Thursday, April 18, 2013

UNCLE DUCK DIED

"Remember the fort that used to be here in the back yard?" my cousin Mike asked me.

"I thought it was a tree house," I recalled incorrectly.

"The yard was much bigger then," his younger brother, Dana, added.  

Memories last forever.

Four generations of my mother's family gathered in the brick colonial house for Uncle Duck's funeral yesterday.  Aunt Mimi, 94, still spry, articulate and sharp, continued the chain of family stories.  Doug and I ate the generous meal provided by the church.  The others ate earlier so they talked.  We ate and mostly listened.  Laughter boinged off the walls.
Libby, Mike, Uncle Duck with grands many
years ago as we gathered one Christmas.

Old stories were repeated.  New stories were delightfully shared. Now I realize telling family events is a lot like forcing friends to watch your vacation video.  Two things differ here. . .

1. You can stop reading right now.  
2. If you do, you'll miss one funny story!

Just one.  Promise.  This was one I'd never heard about Uncle Duck as a teenager.  His 2 sons, Dana and Mike, joined their mother, Aunt Mimi, recounting for me.  This one even predates their 72 year marriage!
Mama with her brother, Duck and Mimi


"Daddy loved playing anything--baseball, cards, golf.  He was a good athlete too, even though he was heavy set."

"Yeah.  His nickname came from his toddler days.  He waddled like a DUCK!"  That part I knew.

"He didn't like to work, even though he made a good living and provided well for us.  He'd work just to get play time.  It started young."

Granddaddy was a farmer and told his teen son, "Duck, go fertilize the 4 acres of tobacco."

"But, Daddy, I wanna go to the baseball game."

"Then you better hurry then.  Fertilize.  Then play ball."

Back then it was done by hand, so Duck waddled to the tobacco field and decided to get rid of all the fertilizer in the first acre.  Who'd know, he thought and figured he could get to his game in time.

No one did know.  At first.

Be sure your sins will find you out.

Some time later Granddaddy was driving past the field into town.  He noticed the front crop was tall with unusually thick tobacco leaves, eventually reaching 8 feet!  But the back 3 acres were short shoots, never even reaching knee height.  He made a screeching U turn, stormed back into the house, grabbed Duck by the collar and gave him an old fashioned whuppin'!

Next day Granddaddy rode by the tobacco field again, saw it, U-turned back home and whupped Duck again.  They say the scene repeated itself for days.  It took awhile for Granddaddy to get over the loss.  But not one acre was sellable!

Indelible marks were left in various places, mentally and physically, no doubt.

Memories last forever.

Funerals are not all about death.  Life is celebrated.  Families come together, share their history, comfort each other in the telling, laugh and cry as they hug.  It's a little like heaven on earth.  But we have to let go of each other and Uncle Duck.  He's doing the same thing but doesn't have to say goodbye.  A taste of heaven for us.

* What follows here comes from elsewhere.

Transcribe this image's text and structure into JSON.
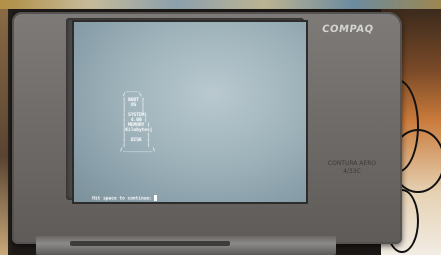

We're in the land of the dying, heading toward the land of the living, where. . .

memories last forever.

Good or bad ones live on.  Make good ones with your forever family.
Christmas card with David and Mike
                                                                                               
Our Kent trying Duck's cigar!
 
Dana's hair WAS in style back then.



I promised you just one story, but you're still reading so if you're into broken promises here goes one more.  Feel free to exit. . .unless you want another good laugh.

A few days before Uncle Duck died he was taken to a hospice house and was unconscious.  Aunt Mimi phoned me, "Kathy, he hasn't spoken in days but I kissed him and told him I loved him.  He said, 'I love you too. . .sooooo much.'  Isn't that wonderful for his last words?"

Mike stood and eulogized at the funeral yesterday, sharing, "Dad was a man of few words but when he spoke, you listened and knew where he stood.  As they transferred him from the gurney to his hospice bed, they hoisted him and when he dropped to the new bed, he spoke for the first time in days, 'Damn!'   His last word was brief and direct!" 

Apparently mother and son hadn't shared their differing last-words-stories.  Sweet memories.  Funny memories.  Even to the end.

Memories last forever.                                         


1 comment:

  1. Family and memories are special!